In the end, it's all about the guys in the huddle, playing together as one, overcoming obstacles (including their own failings) to win. Of course, that was also the message of "Varsity Blues," which was about high-school football, and who knows how many other gridiron flicks.

But if the movie embraces most of the standard pigskin clichés, it also demonstrates why even a filmmaker like Stone (who co-wrote the screenplay with John Logan) would revisit them -- in the right hands, they're still very entertaining. The game sequences in "Any Given Sunday" simply rock and make us feel as close as most of us will get to the experience of playing pro football.

Pacino plays Tony D'Amato, longtime coach of the Miami Sharks of the AFFA (Associated Football Franchises of America). Just four years ago, his team won a second consecutive league championship. But now the Sharks are trying to avoid a four-game losing streak even though their aging quarterback, Jack Rooney (Dennis Quaid), has been knocked out of the game.

All D'Amato has left is third-stringer Willie Beamen (Jamie Foxx), a rookie so green he throws up in the huddle on his first play. But he shows some promise, then blossoms in the next game when he starts ignoring D'Amato's play calls and improvising his own. He also begins to alienate his teammates as he basks in the star treatment.

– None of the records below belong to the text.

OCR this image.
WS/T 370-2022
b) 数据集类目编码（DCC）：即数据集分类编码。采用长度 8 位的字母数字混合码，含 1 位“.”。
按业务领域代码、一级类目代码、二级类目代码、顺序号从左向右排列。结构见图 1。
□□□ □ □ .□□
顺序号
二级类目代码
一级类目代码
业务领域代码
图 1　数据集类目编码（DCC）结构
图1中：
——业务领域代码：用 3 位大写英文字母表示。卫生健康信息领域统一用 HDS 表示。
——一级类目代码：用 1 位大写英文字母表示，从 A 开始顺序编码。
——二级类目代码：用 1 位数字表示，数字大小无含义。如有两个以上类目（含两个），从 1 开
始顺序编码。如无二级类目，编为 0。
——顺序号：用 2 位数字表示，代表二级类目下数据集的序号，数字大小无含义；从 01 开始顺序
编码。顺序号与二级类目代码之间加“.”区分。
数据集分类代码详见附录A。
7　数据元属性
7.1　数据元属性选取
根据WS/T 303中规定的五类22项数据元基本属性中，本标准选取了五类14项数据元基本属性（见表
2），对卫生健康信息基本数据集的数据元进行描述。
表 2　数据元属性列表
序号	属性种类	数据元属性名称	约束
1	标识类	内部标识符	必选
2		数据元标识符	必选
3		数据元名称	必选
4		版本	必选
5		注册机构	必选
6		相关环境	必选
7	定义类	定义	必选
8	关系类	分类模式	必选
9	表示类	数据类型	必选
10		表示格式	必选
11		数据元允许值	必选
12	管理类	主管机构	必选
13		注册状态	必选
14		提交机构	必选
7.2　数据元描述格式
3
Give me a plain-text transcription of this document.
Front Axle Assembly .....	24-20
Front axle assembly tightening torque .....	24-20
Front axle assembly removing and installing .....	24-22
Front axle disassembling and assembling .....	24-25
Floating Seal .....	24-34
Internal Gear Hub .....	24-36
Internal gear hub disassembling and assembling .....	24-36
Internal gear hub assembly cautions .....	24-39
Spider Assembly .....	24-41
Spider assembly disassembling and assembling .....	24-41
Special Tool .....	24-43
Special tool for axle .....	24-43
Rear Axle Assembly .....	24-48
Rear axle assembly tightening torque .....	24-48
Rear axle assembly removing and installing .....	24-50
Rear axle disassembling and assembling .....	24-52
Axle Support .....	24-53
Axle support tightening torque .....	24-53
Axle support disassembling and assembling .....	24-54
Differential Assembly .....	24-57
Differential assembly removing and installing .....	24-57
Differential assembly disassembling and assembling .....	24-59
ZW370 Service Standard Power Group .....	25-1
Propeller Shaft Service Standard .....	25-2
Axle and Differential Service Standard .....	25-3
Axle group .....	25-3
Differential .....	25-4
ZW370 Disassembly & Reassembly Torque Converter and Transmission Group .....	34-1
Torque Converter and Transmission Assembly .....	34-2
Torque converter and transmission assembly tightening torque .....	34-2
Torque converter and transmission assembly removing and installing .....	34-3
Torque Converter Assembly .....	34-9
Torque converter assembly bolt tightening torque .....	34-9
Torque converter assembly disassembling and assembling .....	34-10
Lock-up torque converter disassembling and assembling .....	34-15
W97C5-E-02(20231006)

Adding to the dissension is team owner Christina Pagniacci (Cameron Diaz), who lives up to her team's nickname. As meddling owners go, she makes Art Modell look like Mahatma Gandhi. She publicly backs Willie and criticizes Tony's conservative coaching style, while at the same time trying to blackmail Miami's mayor (Clifton Davis) into building her a new stadium.

Stone never has been magnanimous in his portrayal of women and he doesn't start here. The other key female characters in the movie are a hooker, a drunk and assorted bimbos intent on snaring a rich ballplayer.

Despite the presence in the movie of football greats Jim Brown (as the defensive coordinator) and Lawrence Taylor (as the star linebacker), "Any Given Sunday" contains several unlikely scenarios.

If coach D'Amato needs a player to tell him Beamen is changing plays in the huddle, he probably should go on to his life's work. Beamen becomes a media darling and national magazine cover boy after just 2 1/2 games. A team on a four-game losing streak undergoing as much dissension as the Sharks probably couldn't turn things around if Vince Lombardi himself were coach (his picture shows up repeatedly in the film, which opens with one of his quotes). These guys do an awful lot of partying and boozing for a team with several weeks left in their season.

But we don't necessarily look to Stone for accuracy. His strengths are visceral -- the ferocity of his directing -- and ideological. He doesn't go off any deep ends here, letting issues take a back seat to his characters, which may be what makes the film so accessible. He doesn't force anything except for his busy style. I was surprised the movie moved so quickly, given its running time of nearly three hours.

But "Any Given Sunday" is, after all, just about football and not anything important. Oh. Wait. This is Pittsburgh -- a town with a former Super Bowl team that has lost six in a row and has a controversial quarterback and a coach under fire and an owner suggesting the team should be doing better and fans who take it all as a personal affront.

Geez, Stone. Why'd you waste your time with all those war films?